My mid-80s obsessions ran the gamut from Miami Vice to Ivan Boesky, from Andrew McCarthy to the hijacking of TWA flight 847. And of course, living through the last gasps of the Cold War was large part of my teenage experience. For me, the Soviet Union was this weird, romantic enigma. Sure, they were our enemies who had the potential to blow us off the map, but have you seen the video for Elton John’s Nikita? Nothing was hotter to a pubescent girl than fighting against your oppressive government to find love behind barbed wire. Some of y’all were reading reading Sweet Valley High, while I was reading John le Carre’s The Russia House.
And if there comes a time
Guns and gates no longer hold you in
And if you’re free to make a choice
Just look towards the west and find a friendOh Nikita you will never know, anything about my home
I’ll never know how good it feels to hold you
Nikita I need you so
Oh Nikita is the other side of any given line in time
Counting ten tin soldiers in a row
Oh no, Nikita you’ll never know
This is all to say that when the Chernobyl nuclear disaster happened in the spring of 1986, I was pumping that information directly into my veins.
She’s Gonna Blow
I say “she’s gonna blow” but I’m not sure if nuclear power plants are masculine or feminine. Since they give you what you want (power) with the chance to ruin you (fallout), I’m going to assume nuclear power plants are referred to as “she.”
On April 25, 1986, the Chernobyl nuclear reactor #4 in Pripyat, Soviet Ukraine, ignited during a flawed systems test. Radioactive plumes from the fire entered the atmosphere and eventually covered large swaths of the Soviet Union and into Europe, especially Belarus. One facility worker died during the explosion, and one firefighter died within hours due to immediate radiation exposure. Twenty-eight firefighters died within the next several months following their service trying to put out the fire which burned into the month of May, while hundreds more succumbed over the year to cancer-related deaths.
Two days after the explosion, the evacuation of the town began, and on April 28th, the following was read on the Vreyma newcast:
There has been an accident at the Chernobyl Nuclear Power Plant. One of the nuclear reactors was damaged. The effects of the accident are being remedied. Assistance has been provided for any affected people. An investigative commission has been set up.

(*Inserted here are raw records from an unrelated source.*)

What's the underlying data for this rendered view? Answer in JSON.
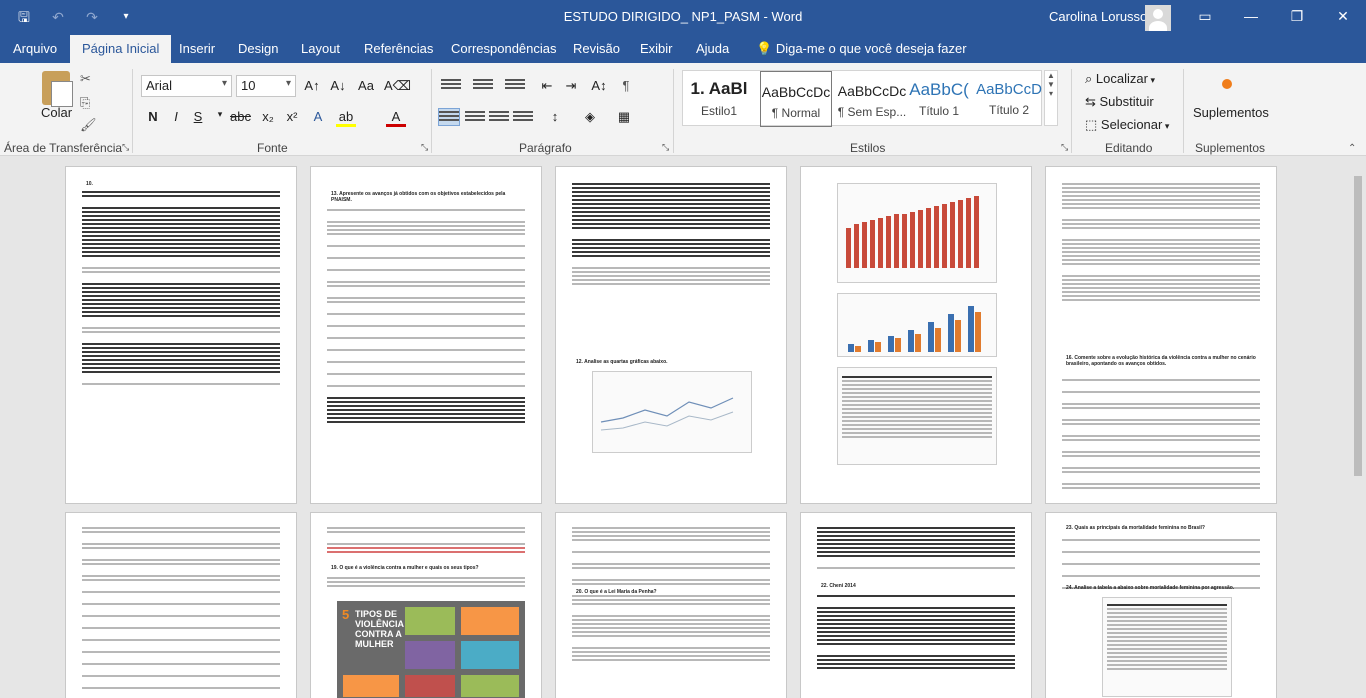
{
  "window": {
    "title": "ESTUDO DIRIGIDO_ NP1_PASM  -  Word",
    "user": "Carolina Lorusso"
  },
  "tabs": [
    "Arquivo",
    "Página Inicial",
    "Inserir",
    "Design",
    "Layout",
    "Referências",
    "Correspondências",
    "Revisão",
    "Exibir",
    "Ajuda"
  ],
  "tell_me": "Diga-me o que você deseja fazer",
  "clipboard": {
    "paste_label": "Colar",
    "group": "Área de Transferência"
  },
  "font": {
    "name": "Arial",
    "size": "10",
    "group": "Fonte"
  },
  "paragraph": {
    "group": "Parágrafo"
  },
  "styles": {
    "group": "Estilos",
    "items": [
      {
        "sample": "1. AaBl",
        "name": "Estilo1"
      },
      {
        "sample": "AaBbCcDc",
        "name": "¶ Normal"
      },
      {
        "sample": "AaBbCcDc",
        "name": "¶ Sem Esp..."
      },
      {
        "sample": "AaBbC(",
        "name": "Título 1"
      },
      {
        "sample": "AaBbCcD",
        "name": "Título 2"
      }
    ]
  },
  "editing": {
    "group": "Editando",
    "find": "Localizar",
    "replace": "Substituir",
    "select": "Selecionar"
  },
  "addins": {
    "label": "Suplementos",
    "group": "Suplementos"
  },
  "pages": {
    "p1_heading": "10.",
    "p2_heading": "13. Apresente os avanços já obtidos com os objetivos estabelecidos pela PNAISM.",
    "p3_q": "12. Analise as quartas gráficas abaixo.",
    "p5_q": "16. Comente sobre a evolução histórica da violência contra a mulher no cenário brasileiro, apontando os avanços obtidos.",
    "p7_q": "19. O que é a violência contra a mulher e quais os seus tipos?",
    "p7_poster_num": "5",
    "p7_poster_title": "TIPOS DE VIOLÊNCIA CONTRA A MULHER",
    "p8_q": "20. O que é a Lei Maria da Penha?",
    "p9_q": "22. Cheni 2014",
    "p10_q": "23. Quais as principais da mortalidade feminina no Brasil?",
    "p10_q2": "24. Analise a tabela a abaixo sobre mortalidade feminina por agressão."
  }
}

Because the country also known as CCCP — thanks, Soviet Olympic uniforms! — was shrouded in secrecy, the Chernobyl Disaster had an additional layer of menace. It was a terrifying mix of bad Soviet crisis management and global health implications.
“There Was Nothing Sane About Chernobyl”
HBO’s “Chernobyl” premiers this week, starring Jared Harris, Stellan Skarsgård and Emily Watson. The five-part miniseries dramatizes the events of the reactor explosion, the Soviet response, and the impact on the town, with the dark and creepy mood of a horror film. Radiation is the worst kind of a killer, because it’s one that we can’t see. Watching the townspeople stare up at the explosion or the workers splashing around the cooling tower water in what looks to be no thicker than hospital scrubs creates a “Oh honey, no, what is you doing!” sense of doom.
The Soviet regime wanting to diminish the impact of the explosion is alarming, while the sound of the Geiger counter going off is downright blood chilling. Containment was the word of the day: contain the fallout, contain the spread of information. Sounds a bit like our current regime when it comes to climate change. Harris’ plays Soviet nuclear physicist, Valery Legasov, and he puts it best. “Madness.”
I cannot wait to watch. The 13-year-old girl in me will be there with my Tretorns on and with Clairol Pazazz mousse in my hair. The show triggers a bizarre sense of nostalgia, and it also provides the true-crime content I shovel into my brain. And I would by lying if I didn’t say I was wondering how Phillip and Elizabeth Jennings reacted to the events in real time. I’m picturing Elizabeth standing in front of her beloved Kenmore dishwasher, listening to the radio, the vein on her forehead popping, cursing Gorbachev. “This would never have happened under Andropov.”